The sky turned from blue to grey. Rain began to pour heavier than it did. She sunk into her seat cos she knew he was boarding the same bus and she didn’t know what she should do or say or feel. By the time he got in the bus, it was full, and he picked the seat beside hers. He was almost soaking wet. It didn’t matter cos she was already wet too. She didn’t say anything. Neither did he.
Deep down her heart hurt. Even though it’s been a long time since they went separate ways. But she ignored it cos she knew it was for the best. He was so close to her that she could almost hear his heart beat. In a flash of a second, she found her resting her head on his chest as a sign that she’s missed him all this while. She thought he’d push away, but he hugged her tighter. She began to cry. And so did he. His arm was over her shoulder now and he leaned down to kiss her forehead. She reached for his hand and squeezed it tight. In her head she thought “I miss these hands so much. I miss the feeling of how easy it was.” He then took his free hand to wipe his eyes.
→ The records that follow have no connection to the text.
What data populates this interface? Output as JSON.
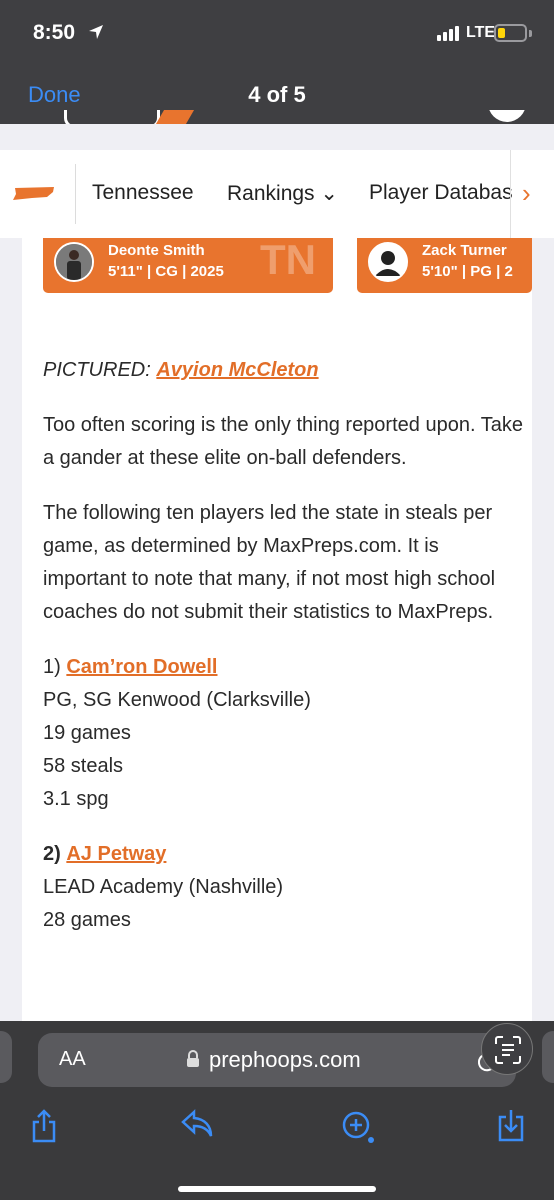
{
  "status_bar": {
    "time": "8:50",
    "network": "LTE"
  },
  "viewer": {
    "done_label": "Done",
    "page_counter": "4 of 5"
  },
  "site_nav": {
    "items": [
      {
        "label": "Tennessee"
      },
      {
        "label": "Rankings ⌄"
      },
      {
        "label": "Player Databas"
      }
    ],
    "next_arrow": "›"
  },
  "player_cards": [
    {
      "name": "Deonte Smith",
      "meta": "5'11\" | CG | 2025",
      "state": "TN"
    },
    {
      "name": "Zack Turner",
      "meta": "5'10\" | PG | 2"
    }
  ],
  "article": {
    "pictured_label": "PICTURED:",
    "pictured_name": "Avyion McCleton",
    "para1": "Too often scoring is the only thing reported upon. Take a gander at these elite on-ball defenders.",
    "para2": "The following ten players led the state in steals per game, as determined by MaxPreps.com. It is important to note that many, if not most high school coaches do not submit their statistics to MaxPreps.",
    "entries": [
      {
        "rank": "1)",
        "name": "Cam’ron Dowell",
        "school": "PG, SG Kenwood (Clarksville)",
        "games": "19 games",
        "steals": "58 steals",
        "spg": "3.1 spg"
      },
      {
        "rank": "2)",
        "name": "AJ Petway",
        "school": "LEAD Academy (Nashville)",
        "games": "28 games"
      }
    ]
  },
  "address_bar": {
    "aa_label": "AA",
    "url": "prephoops.com"
  },
  "colors": {
    "accent": "#e8742e",
    "ios_blue": "#3b8cf5"
  },
  "icons": [
    "location-arrow-icon",
    "signal-icon",
    "battery-icon",
    "lock-icon",
    "reload-icon",
    "text-scan-icon",
    "share-icon",
    "reply-icon",
    "markup-icon",
    "save-icon"
  ]
}
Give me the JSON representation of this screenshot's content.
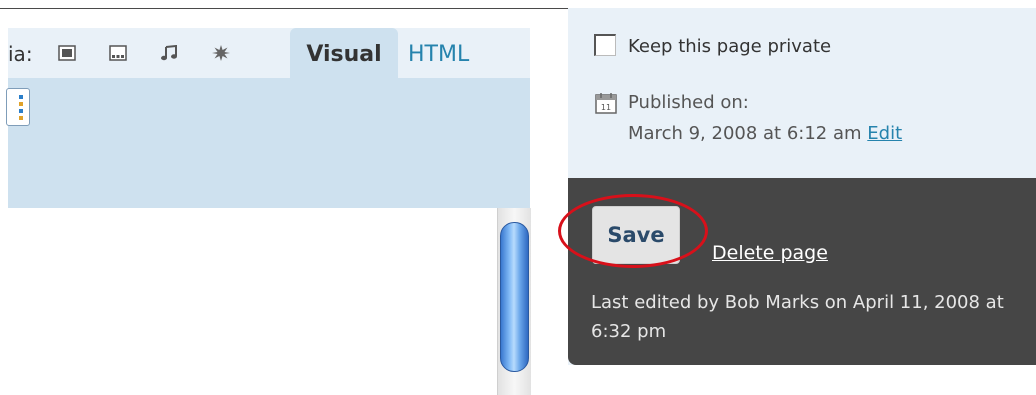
{
  "editor": {
    "media_label": "ia:",
    "media_icons": [
      "image-icon",
      "gallery-icon",
      "music-icon",
      "star-burst-icon"
    ],
    "tabs": {
      "visual": "Visual",
      "html": "HTML"
    }
  },
  "publish": {
    "private_label": "Keep this page private",
    "published_label": "Published on:",
    "published_date": "March 9, 2008 at 6:12 am",
    "edit_label": "Edit",
    "save_label": "Save",
    "delete_label": "Delete page",
    "last_edited": "Last edited by Bob Marks on April 11, 2008 at 6:32 pm"
  },
  "colors": {
    "panel_bg": "#e9f1f8",
    "dark_bg": "#464646",
    "link": "#2583ad",
    "highlight": "#d8101a"
  }
}
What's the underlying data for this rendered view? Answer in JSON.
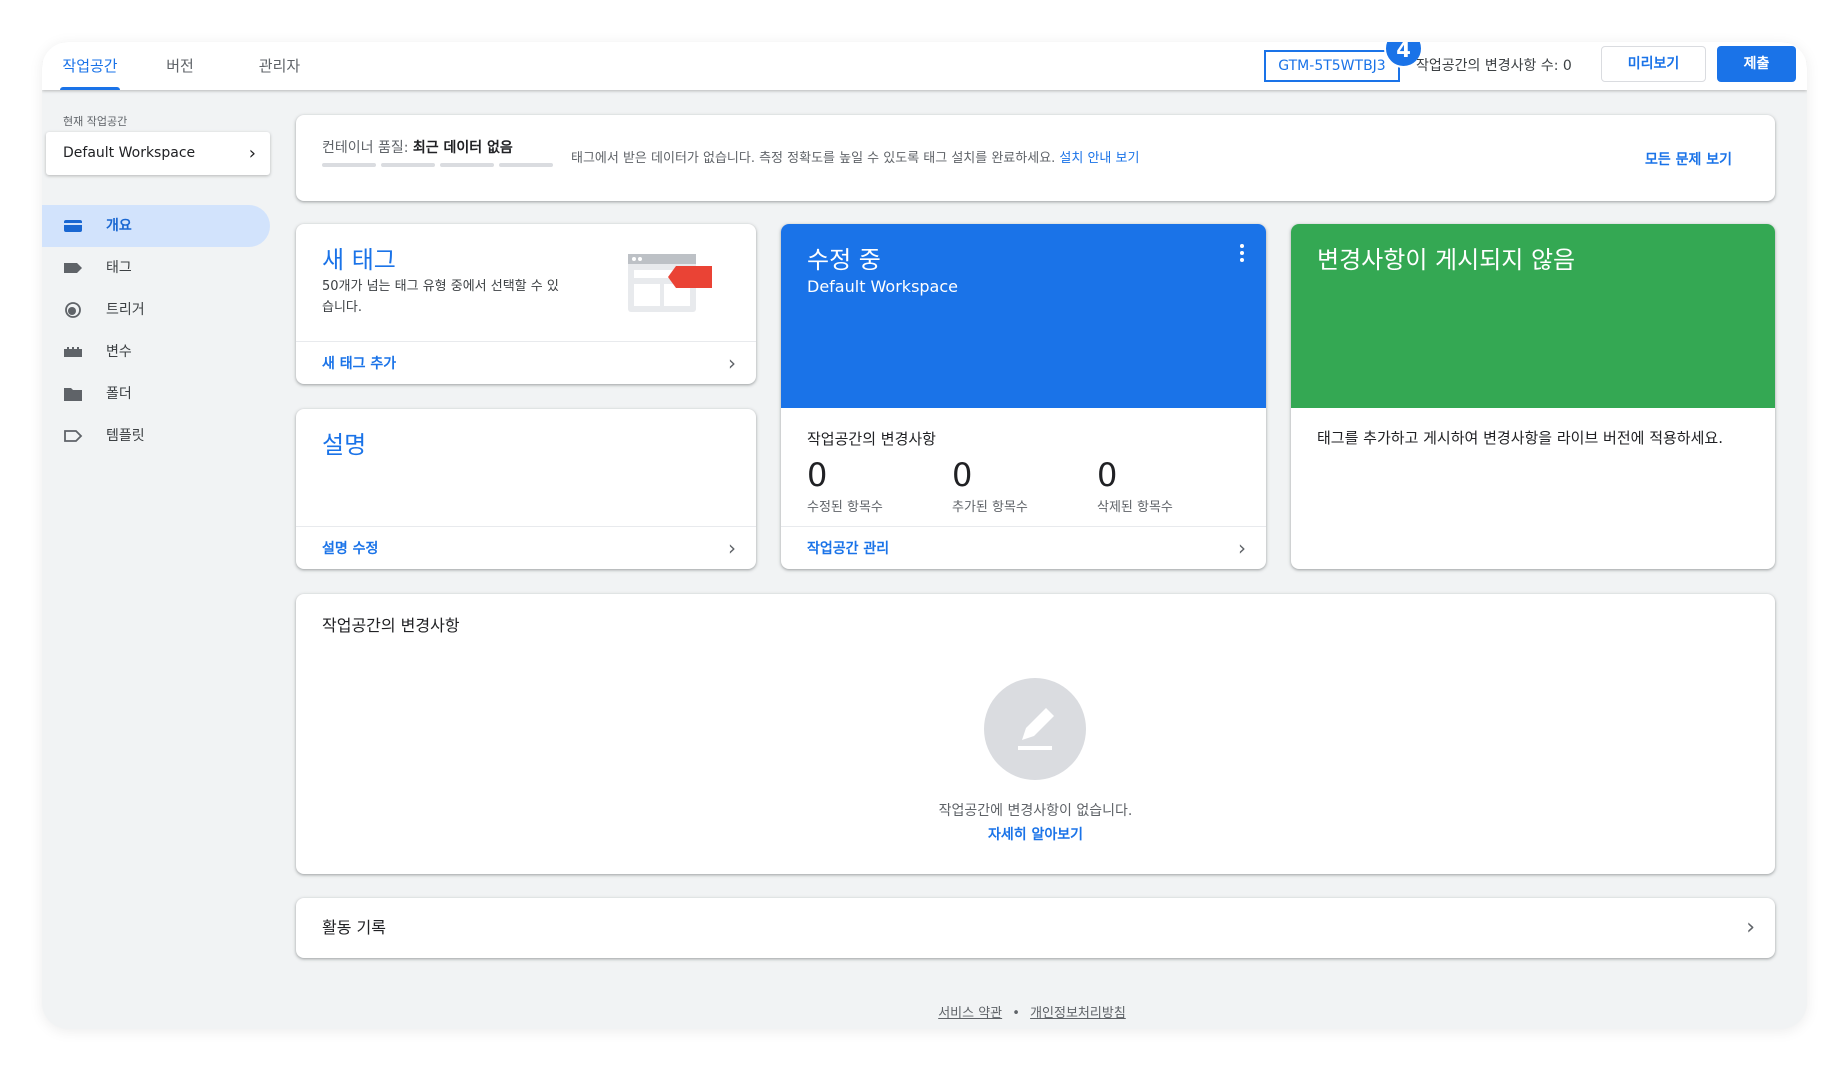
{
  "header": {
    "tabs": [
      {
        "label": "작업공간",
        "active": true
      },
      {
        "label": "버전",
        "active": false
      },
      {
        "label": "관리자",
        "active": false
      }
    ],
    "container_id": "GTM-5T5WTBJ3",
    "step_badge": "4",
    "workspace_changes": "작업공간의 변경사항 수: 0",
    "preview_label": "미리보기",
    "submit_label": "제출",
    "accent_color": "#1a73e8"
  },
  "sidebar": {
    "current_workspace_label": "현재 작업공간",
    "workspace_name": "Default Workspace",
    "items": [
      {
        "label": "개요",
        "icon": "overview-icon",
        "active": true
      },
      {
        "label": "태그",
        "icon": "tag-icon",
        "active": false
      },
      {
        "label": "트리거",
        "icon": "trigger-icon",
        "active": false
      },
      {
        "label": "변수",
        "icon": "variable-icon",
        "active": false
      },
      {
        "label": "폴더",
        "icon": "folder-icon",
        "active": false
      },
      {
        "label": "템플릿",
        "icon": "template-icon",
        "active": false
      }
    ]
  },
  "quality": {
    "label": "컨테이너 품질:",
    "value": "최근 데이터 없음",
    "message": "태그에서 받은 데이터가 없습니다. 측정 정확도를 높일 수 있도록 태그 설치를 완료하세요.",
    "guide_link": "설치 안내 보기",
    "all_issues_link": "모든 문제 보기"
  },
  "new_tag_card": {
    "title": "새 태그",
    "description": "50개가 넘는 태그 유형 중에서 선택할 수 있습니다.",
    "action": "새 태그 추가"
  },
  "description_card": {
    "title": "설명",
    "action": "설명 수정"
  },
  "editing_card": {
    "title": "수정 중",
    "workspace": "Default Workspace",
    "changes_title": "작업공간의 변경사항",
    "stats": [
      {
        "value": "0",
        "label": "수정된 항목수"
      },
      {
        "value": "0",
        "label": "추가된 항목수"
      },
      {
        "value": "0",
        "label": "삭제된 항목수"
      }
    ],
    "action": "작업공간 관리",
    "color": "#1a73e8"
  },
  "unpublished_card": {
    "title": "변경사항이 게시되지 않음",
    "message": "태그를 추가하고 게시하여 변경사항을 라이브 버전에 적용하세요.",
    "color": "#34a853"
  },
  "changes_panel": {
    "title": "작업공간의 변경사항",
    "empty_text": "작업공간에 변경사항이 없습니다.",
    "learn_more": "자세히 알아보기"
  },
  "activity": {
    "title": "활동 기록"
  },
  "footer": {
    "terms": "서비스 약관",
    "separator": "•",
    "privacy": "개인정보처리방침"
  }
}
Her bus stop was nearing so she had to set free from the hold he had on her. That hug she has been longing to feel since he left. She took her bag and left the seat; tears in her eyes. She looked at him again, and he gave a smile and she exited the bus.
They never uttered a word to each other.
But I guess you don’t have to explain feelings with words, cos they can only be felt.
Only Allah knows.
This makes me not want to carry on. This makes me want to just stay in this bubble and live within memories.
But I can’t always be the only one to want this. So with that, I’m walking away- Walking away from the thought of just staying put and waiting; hoping that he’ll come back one day.
Cos he wont.
Cos dreams are just wishes your heart makes.
And I refuse to believe that when people appear in your dreams, they want to see you.
Cos dreams… are just dreams.
No more, no less.
I’ve gone through too much to believe that such tales exist.